Veröffentlichungspflichten

Information des grundzuständigen Messstellenbetreibers nach § 37 Abs. 1 MsbG

Durch das Messstellenbetriebsgesetz (MsbG) ist die Stadtwerke Quickborn GmbH als grundzuständiger Messstellenbetreiber verpflichtet, in allen Messstellen moderne Messeinrichtungen (mME) und intelligente Messsysteme (iMS) einzubauen.
Gemäß § 37 Abs. 1 MsbG informiert die Stadtwerke Quickborn GmbH als grundzuständiger Messstellenbetreiber nachfolgend über den Umfang ihrer Ausstattungsverpflichtung, ihre Standardleistungen und mögliche Zusatzleistungen.

Umfang der Ausstattung von Messstellen mit intelligenten Messsystemen, Steuerungseinrichtungen und modernen Messeinrichtungen

Die Stadtwerke Quickborn haben als grundzuständiger Messstellenbetreiber nach § 29 Abs. 1 MsbG, soweit dies nach § 30 MsbG wirtschaftlich vertretbar ist, Messstellen an ortsfesten Zählpunkten zu den in § 45 MsbG genannten Zeitpunkten wie folgt auszustatten:

1. mit intelligenten Messsystemen bei Letztverbrauchern mit einem Jahresstromverbrauch über 6.000 Kilowattstunden sowie bei solchen Letztverbrauchern, mit denen eine Vereinbarung nach § 14a des Energiewirtschaftsgesetzes besteht,

2. mit intelligenten Messsystemen und einer Steuerungseinrichtung am Netzanschlusspunkt
    a) bei Letztverbrauchern, mit denen eine Vereinbarung nach § 14a des Energiewirtschaftsgesetzes besteht,
    b) bei Betreibern von Anlagen mit einer installierten Leistung von mehr als 7 Kilowatt, soweit dies erforderlich ist.

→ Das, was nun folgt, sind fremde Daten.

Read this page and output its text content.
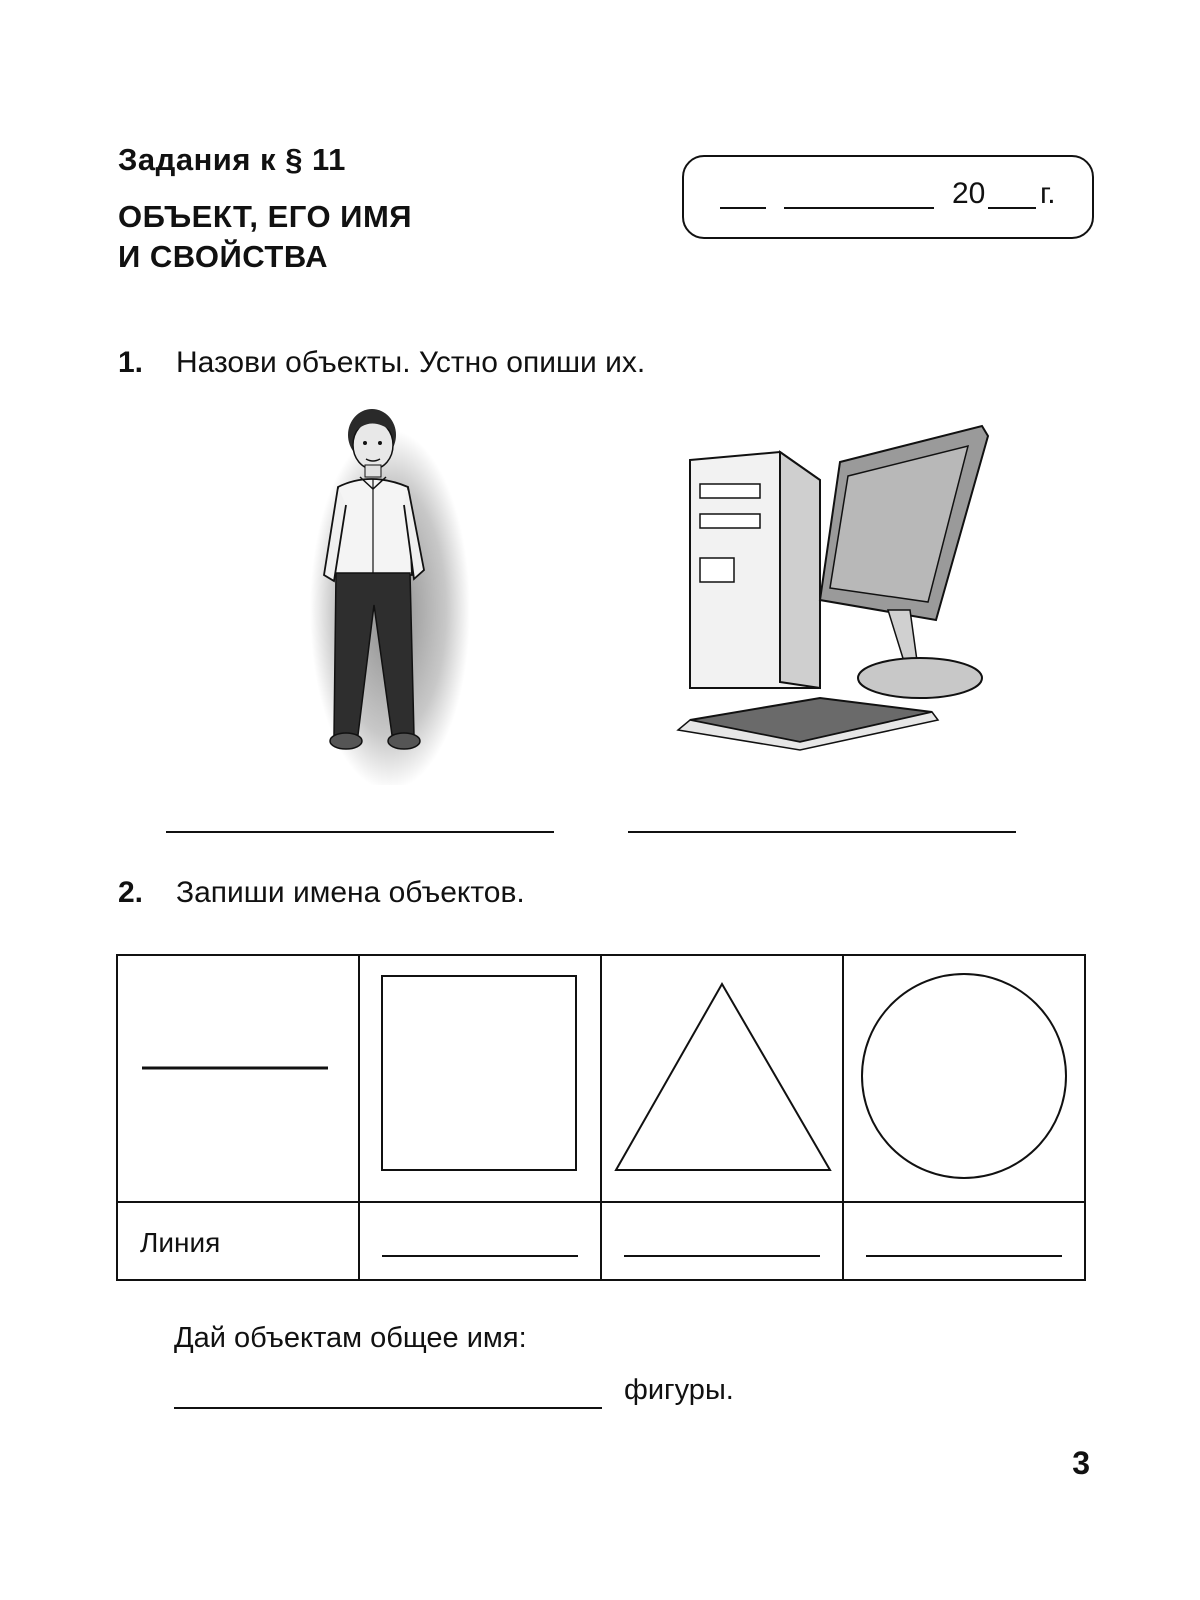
Задания к § 11
ОБЪЕКТ, ЕГО ИМЯ
И СВОЙСТВА
20 г.
1. Назови объекты. Устно опиши их.
2. Запиши имена объектов.

Линия			

Дай объектам общее имя:
фигуры.
3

Daneben kann die Stadtwerke Quickborn GmbH, soweit dies nach § 30MsbG wirtschaftlich vertretbar ist, Messstellen an ortsfesten Zählpunkten, die keine Pflichteinbaufälle nach § 29 Abs. 1 MsbG darstellen, sogenannte optionale Einbaufälle, mit intelligenten Messsystemen ausstatten.

Soweit nach dem MsbG nicht die Ausstattung einer Messstelle mit intelligenten Messsystemen vorgesehen ist und soweit dies nach § 32 MsbG wirtschaftlich vertretbar ist, stattet die Stadtwerke Quickborn GmbH Messstellen an ortsfesten Zählpunkten bei Letztverbrauchern und Anlagenbetreibern mindestens mit modernen Messeinrichtungen aus. Die Ausstattung hat bis zum Ablauf des 31. Dezember 2032, bei Neubauten und Gebäuden, die einer größeren Renovierung im Sinne von Artikel 2 Nummer 22 der Richtlinie (EU) 2024/1275 in der Fassung vom 24. April 2024 unterzogen werden, bis zur Fertigstellung des Gebäudes zu erfolgen.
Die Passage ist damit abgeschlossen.